I think Lent may be my favorite season. (Or it may be that my favorite season is the one I'm in.) There is a deepening that takes place in Lent. A constant sense of invitation. There is a sense of urgency to it, but it's the urgency of a shoot breaking out of the soil. Not the urgency of things that need to get done.
I have spent Lenten seasons weeping, weeping. Feeling the awful burden of broken life. Weeping through every prayer. Only ceasing to weep when I would sing. I have spent Lenten seasons feeling the absence of alleluias.
And I have walked through Lents in contentment, beautiful contentment. Feeling Spring break in around me. Drawing my hand across the bark of every tree I passed. Noticing the yellows and startling greens of Spring's first growth.

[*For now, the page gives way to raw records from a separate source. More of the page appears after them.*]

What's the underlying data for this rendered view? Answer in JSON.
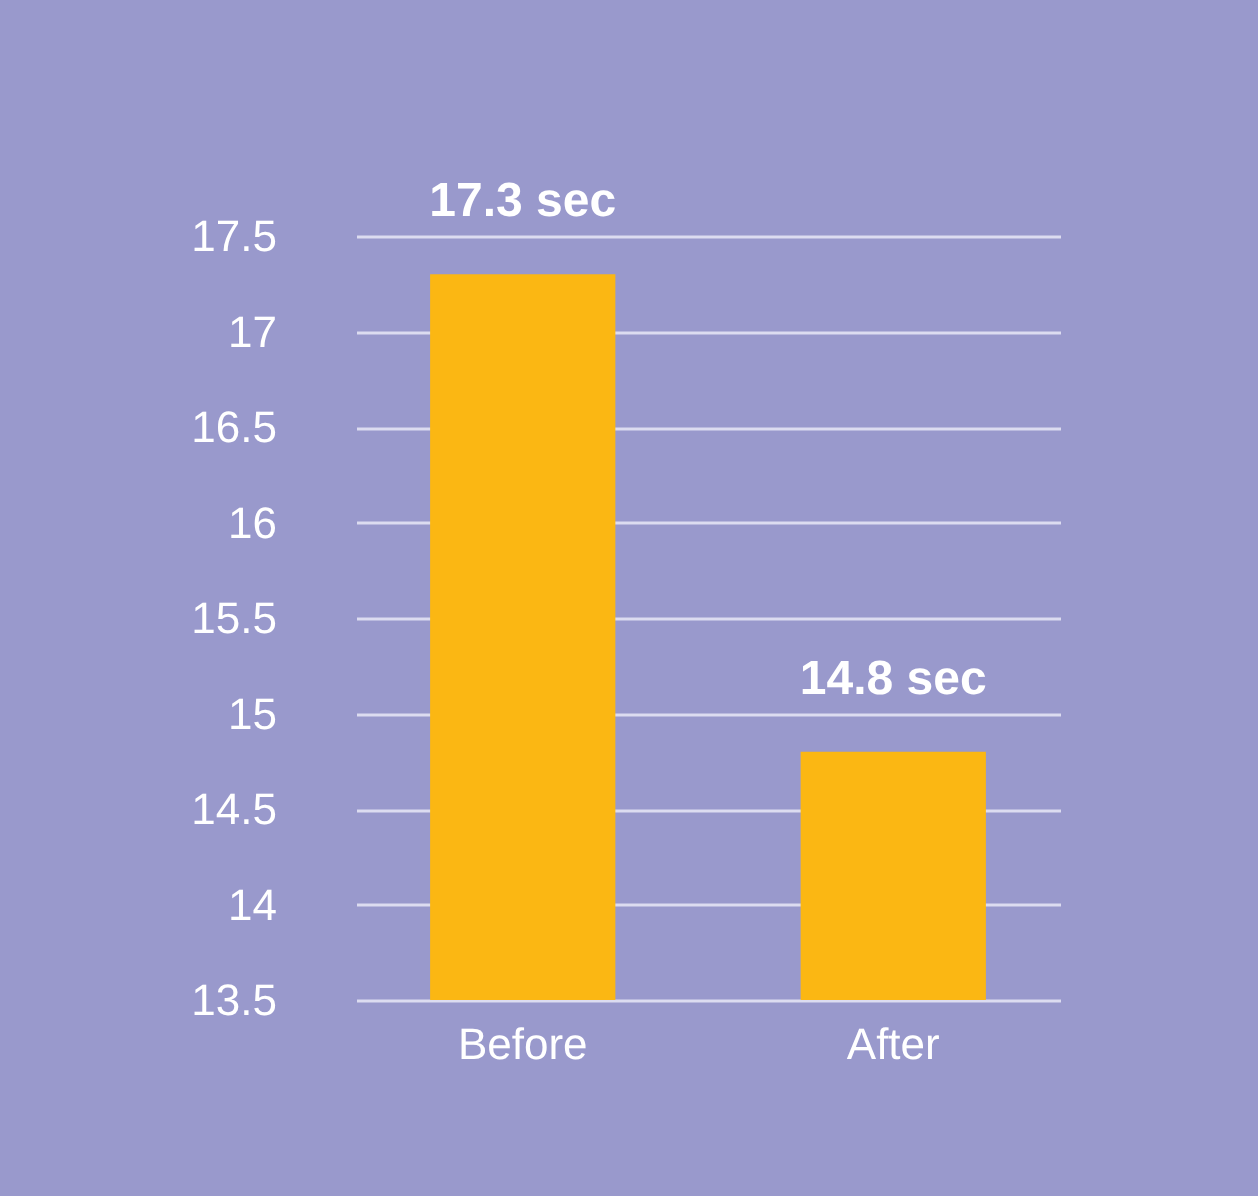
{
  "chart_data": {
    "type": "bar",
    "categories": [
      "Before",
      "After"
    ],
    "values": [
      17.3,
      14.8
    ],
    "value_labels": [
      "17.3 sec",
      "14.8 sec"
    ],
    "color": "#fbb713",
    "ylim": [
      13.5,
      17.5
    ],
    "yticks": [
      13.5,
      14,
      14.5,
      15,
      15.5,
      16,
      16.5,
      17,
      17.5
    ],
    "grid": "y"
  }
}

I have had silent Lents. And barely noticed it was Lent. Surprised all the more by Easter's triumph.
I have knelt to receive ashes and I have refused ashes altogether. I've been the penitent. And I've lit cigarettes and tried surly on for size.

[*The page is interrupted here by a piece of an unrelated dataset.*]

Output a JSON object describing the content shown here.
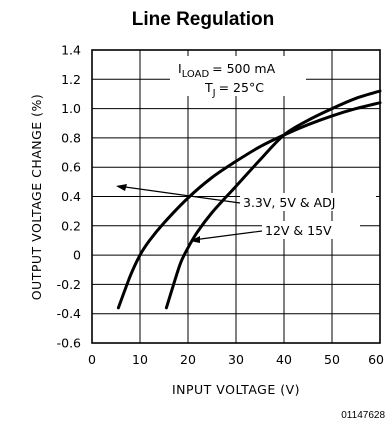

This year, a recurring theme I've heard already for Lent has been rest. One student in our class said her church is using the phrase "Rest and Relaxation" as their Lenten slogan this year. She kind of rolled her eyes, because the phrase struck her as shallow. But I'm not sure.
Yesterday, at the Episcopal Church, the pastor in her homily talked about the quietness of Lent, the sense of time set apart for study, prayer, and to open ourselves to God's relationship with us. She spoke of the wellspring in the desert, of our need for the "moisture of our baptism," and the wellspring in our hearts.
Last night, I heard similar themes. An invitation to put aside busy-ness and rest in God's presence. Not a command to do so. A demand of the season. But an invitation. Slow. Breathe. Rest. Bask. Open.